Read from April 25th to May 12th 2014

My rating: 3/5 stars

 

U.E. …do you know why the Presocratics only wrote fragments? (…) Because they lived in ruins.

I honestly thought (obviously misled by the authors’ names), that This Is Not the End of the Book would refer to types and meanings of different endings. Classic case not only of contrariness of the reader’s horizon of expectation ☺ but also of ambiguity of translation (by the way, I can’t remember why I didn’t buy it in French. Even though the original title is less beautiful, since more precise – Ne pensez pas vous débarrasser de livres, I would have wanted to read it).

So instead of a book of literary criticism I got one regarding the history and the future of the book as an object. Nevertheless, the reading was interesting, full of chaotic and often amusing information, for it never focused only on the destiny of the book, which was rather a pretext than a major theme.

Therefore, after an opening about the resilience of the book in time as opposed to some modern media formats, the dialogue between Eco and Carrière takes a more general turn, arguing about lost libraries, first editions, incunabula and post-incunabula, bookbinders, book enemies, book collectors and/or thieves and so on, to the delight of any book lover, whether collector or reader.

And so I learned a lot of new things, some strange, some funny, others simply informative, as follows:

  • St Ambrose was the first not to read aloud.
  • Paul Éluard wrote this (no comment): “The universe of Stalin is forever reborn…”
  • people who cut up ancient books to sell the plates are called scrap dealers,
  • a vanity press is a publishing house where the author pays to be published,
  • in the Bibliothèque nationale there is a collection created after the French Revolution named "Enfer" (the name was given during Restauration) that contains pornographic-type books that went against contemporary standards of decency;
  • in 1968 some Student-Writer Action Committee protested against traditional education and asked for the overthrow of the books, which were accused of holding knowledge prisoner.

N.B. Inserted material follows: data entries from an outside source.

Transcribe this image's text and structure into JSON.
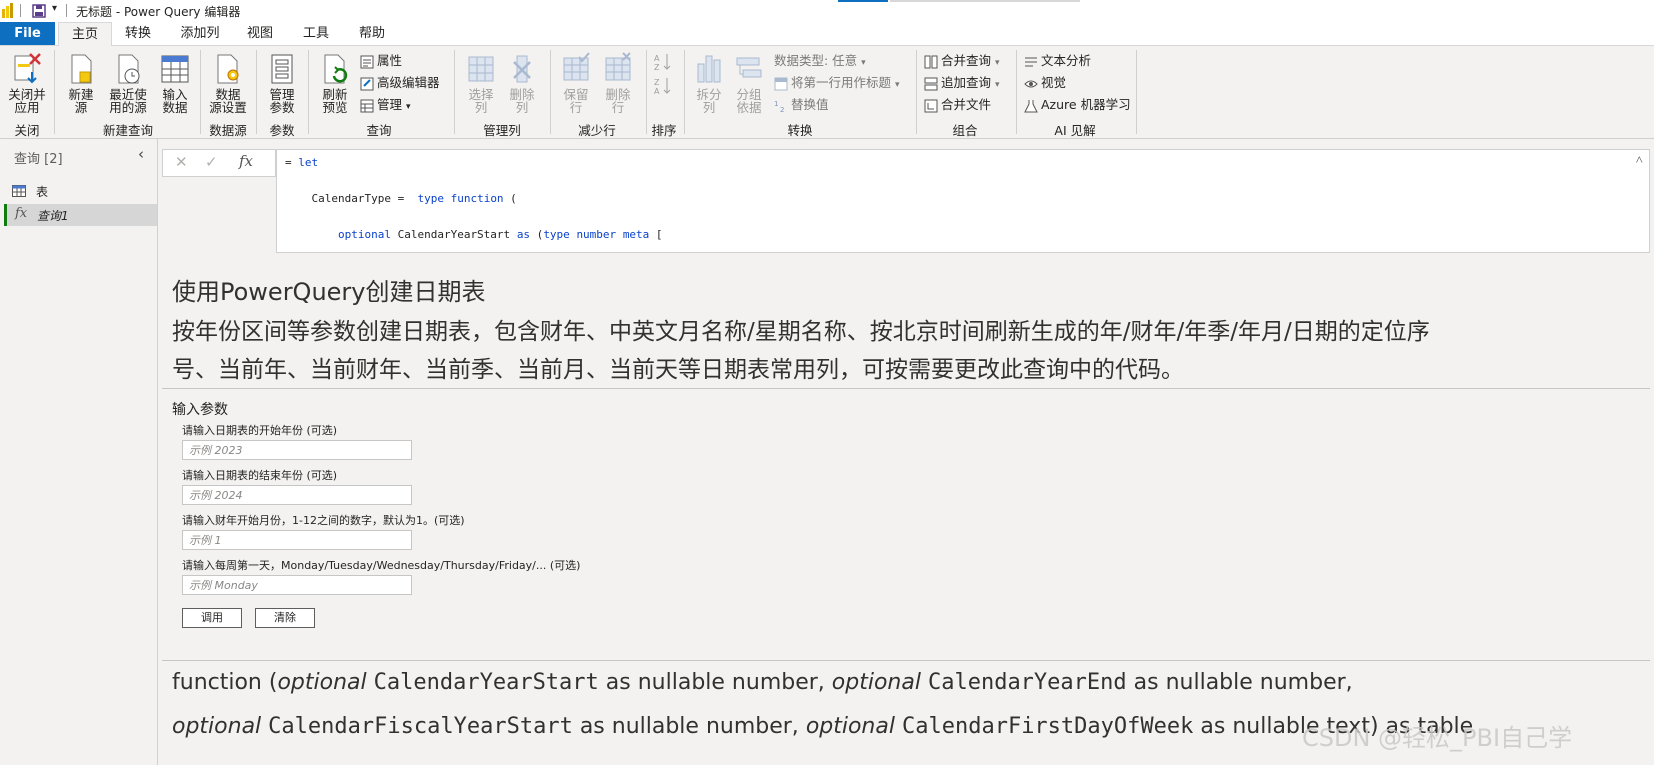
{
  "titlebar": {
    "title": "无标题 - Power Query 编辑器"
  },
  "tabs": [
    {
      "label": "File"
    },
    {
      "label": "主页"
    },
    {
      "label": "转换"
    },
    {
      "label": "添加列"
    },
    {
      "label": "视图"
    },
    {
      "label": "工具"
    },
    {
      "label": "帮助"
    }
  ],
  "ribbon": {
    "close_apply": "关闭并\n应用",
    "new_source": "新建\n源",
    "recent_sources": "最近使\n用的源",
    "enter_data": "输入\n数据",
    "data_source_settings": "数据\n源设置",
    "manage_params": "管理\n参数",
    "refresh_preview": "刷新\n预览",
    "properties": "属性",
    "advanced_editor": "高级编辑器",
    "manage": "管理",
    "choose_cols": "选择\n列",
    "remove_cols": "删除\n列",
    "keep_rows": "保留\n行",
    "remove_rows": "删除\n行",
    "split_col": "拆分\n列",
    "group_by": "分组\n依据",
    "data_type": "数据类型: 任意",
    "first_row_header": "将第一行用作标题",
    "replace_values": "替换值",
    "merge_queries": "合并查询",
    "append_queries": "追加查询",
    "combine_files": "合并文件",
    "text_analytics": "文本分析",
    "vision": "视觉",
    "azure_ml": "Azure 机器学习",
    "groups": {
      "close": "关闭",
      "new_query": "新建查询",
      "data_source": "数据源",
      "params": "参数",
      "query": "查询",
      "manage_cols": "管理列",
      "reduce_rows": "减少行",
      "sort": "排序",
      "transform": "转换",
      "combine": "组合",
      "ai": "AI 见解"
    }
  },
  "queries": {
    "header": "查询 [2]",
    "items": [
      {
        "label": "表"
      },
      {
        "label": "查询1"
      }
    ]
  },
  "formula": {
    "lines": [
      "= let",
      "    CalendarType =  type function (",
      "        optional CalendarYearStart as (type number meta ["
    ]
  },
  "content": {
    "title": "使用PowerQuery创建日期表",
    "desc1": "按年份区间等参数创建日期表，包含财年、中英文月名称/星期名称、按北京时间刷新生成的年/财年/年季/年月/日期的定位序",
    "desc2": "号、当前年、当前财年、当前季、当前月、当前天等日期表常用列，可按需要更改此查询中的代码。",
    "params_header": "输入参数",
    "params": [
      {
        "label": "请输入日期表的开始年份 (可选)",
        "placeholder": "示例 2023"
      },
      {
        "label": "请输入日期表的结束年份 (可选)",
        "placeholder": "示例 2024"
      },
      {
        "label": "请输入财年开始月份，1-12之间的数字，默认为1。(可选)",
        "placeholder": "示例 1"
      },
      {
        "label": "请输入每周第一天，Monday/Tuesday/Wednesday/Thursday/Friday/... (可选)",
        "placeholder": "示例 Monday"
      }
    ],
    "invoke": "调用",
    "clear": "清除",
    "sig": {
      "l1a": "function (",
      "opt": "optional",
      "p1": "CalendarYearStart",
      "t1": "as nullable number,",
      "p2": "CalendarYearEnd",
      "t2": "as nullable number,",
      "p3": "CalendarFiscalYearStart",
      "t3": "as nullable number,",
      "p4": "CalendarFirstDayOfWeek",
      "t4": "as nullable text) as table"
    }
  },
  "watermark": "CSDN @轻松_PBI自己学"
}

Their slogan: ‘No more books! No more books ever!’

All this and many other snippets delivered in a relaxed, disinhibited way that saves the book from didacticism or cold erudition and gives the reader the guiltily pleased feeling of having eavesdropped a private dialogue between two sacred monsters.

Overall, a sparkling book (the chapter about stupidity was hilarious) you can never regret reading, even if it lengthened my to-read list by four more titles: Gustave Brunet, Les fous littéraires, Guy Bechtel, Dictionnaire de la bêtise, Fernando Baez, A Universal History of the Destruction of Books, and Pierre Bayard, How To Talk about Books You Haven’t Read.